If you are logged in to the members' area of the site, you can start using the page straightaway.

If you are not logged in, you will see the following:

Log in page

If you have member access to the site, click the log in link to log in the usual way. You are returned to the tracking page when you log in.

If you have been given guest access to the tracking page, enter the user name of the person who invited you and the guest password you were given, then click 'Submit' to get access to the tracking page.

If you go to the monitoring page and someone is tracking their position, you will see a map like this:

Map display

Below the map, you will see a key that explains the icons shown on the map:

A position recorded in the first half of the track
A stop recorded in the first half of the track
A position recorded in the second half of the track
A stop recorded in the second half of the track
The rider's latest position

You can click any icon to find out more information.

A stop is defined as two consecutive positions that are less than 50 metres apart.

We use different colours for each half of the track to make it easier to see what's happening if a ride returns along a similar route to the outgoing leg.

The map is a Google map and you can use the usual methods to zoom into a portion of the map.

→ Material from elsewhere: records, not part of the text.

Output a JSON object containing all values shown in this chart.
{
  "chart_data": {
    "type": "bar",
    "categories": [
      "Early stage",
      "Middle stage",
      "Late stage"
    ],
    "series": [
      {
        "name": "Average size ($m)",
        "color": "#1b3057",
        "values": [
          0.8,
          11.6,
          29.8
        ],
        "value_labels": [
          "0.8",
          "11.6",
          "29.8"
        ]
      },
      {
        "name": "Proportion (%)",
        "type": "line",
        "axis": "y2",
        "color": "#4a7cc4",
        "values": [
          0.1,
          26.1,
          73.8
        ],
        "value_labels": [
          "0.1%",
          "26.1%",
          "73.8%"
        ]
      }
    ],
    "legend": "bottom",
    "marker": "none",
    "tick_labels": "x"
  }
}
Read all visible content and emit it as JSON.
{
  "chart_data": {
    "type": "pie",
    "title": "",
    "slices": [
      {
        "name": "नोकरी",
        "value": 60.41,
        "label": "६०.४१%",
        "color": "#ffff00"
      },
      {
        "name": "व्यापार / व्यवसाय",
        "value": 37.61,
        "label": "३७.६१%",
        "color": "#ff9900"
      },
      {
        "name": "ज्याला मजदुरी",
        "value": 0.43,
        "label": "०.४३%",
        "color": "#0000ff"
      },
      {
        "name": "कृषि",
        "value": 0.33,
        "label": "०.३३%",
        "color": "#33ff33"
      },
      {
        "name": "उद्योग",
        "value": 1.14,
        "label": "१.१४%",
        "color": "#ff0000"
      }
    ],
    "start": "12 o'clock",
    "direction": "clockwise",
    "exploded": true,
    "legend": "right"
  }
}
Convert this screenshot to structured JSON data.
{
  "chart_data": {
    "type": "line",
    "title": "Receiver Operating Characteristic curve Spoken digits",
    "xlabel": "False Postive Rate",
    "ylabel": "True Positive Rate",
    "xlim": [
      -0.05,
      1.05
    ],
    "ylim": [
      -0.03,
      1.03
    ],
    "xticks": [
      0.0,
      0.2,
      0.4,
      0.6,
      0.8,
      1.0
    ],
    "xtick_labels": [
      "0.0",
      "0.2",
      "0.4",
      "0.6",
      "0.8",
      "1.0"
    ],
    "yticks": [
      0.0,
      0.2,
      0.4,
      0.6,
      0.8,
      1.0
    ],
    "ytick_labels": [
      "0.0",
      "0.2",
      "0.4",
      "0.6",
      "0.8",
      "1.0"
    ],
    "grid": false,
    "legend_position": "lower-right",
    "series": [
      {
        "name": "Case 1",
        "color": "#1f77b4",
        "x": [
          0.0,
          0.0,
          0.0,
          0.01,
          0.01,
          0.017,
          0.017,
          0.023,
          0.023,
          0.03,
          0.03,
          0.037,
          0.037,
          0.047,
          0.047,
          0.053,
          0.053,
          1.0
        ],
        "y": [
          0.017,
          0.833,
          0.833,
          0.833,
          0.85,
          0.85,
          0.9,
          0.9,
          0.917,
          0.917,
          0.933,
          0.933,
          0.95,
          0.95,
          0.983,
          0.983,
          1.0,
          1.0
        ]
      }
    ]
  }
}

You can also switch between map and satellite views. When you click 'Update the display' the page shows the latest recorded positions using the same map settings so you don't have to keep zooming in to the map.

If you want to redraw the map so you can see all the recorded positions for the day, use the 'Change date' button to re-select 'today'.

If more than one rider is recording their position on a given day, you see a selector like this:


If you want to see the progress of just one rider, click their name in the 'Show selected riders' section and click 'Update the display'.

On some days there will be multiple riders on the road following different routes - possibly in different countries! To show a group of riders following the same route, pick one of them (you can see people's names by clicking on a map icon), click their name in the 'Show riders with' section and click 'Update the display'. The map shows all the riders whose latest position is within 5km of the last position of the person you selected. The check boxes in the 'Show selected riders' selection are updated to show the riders you selected. That allows you to add or remove riders to fine tune your selection.

Note that following multiple riders on the same ride is likely to give you a better indication of progress than following a single rider - especially in places where phone coverage is poor.

Click 'Update the display' to redraw the map. The page retains the map's position, zoom level and map type (i.e. map or satellite).

Refreshing the page will lose all your selections and will show 'today's' tracks on a map display. That's unlikely to be what you want.

To keep your rider selections but redraw the map so all logged positions are visible, use the 'Change date' button to reselect the same date...

By default, the tracking page shows you positions logged 'today'.

If you want to see positions recorded for a previous day, click 'Change date' to see a date selector. Simply click the date you want to see.

Selecting a date automatically repositions the display and zoom level to show all the positions recorded on the given day. It also sets the map type to 'map'.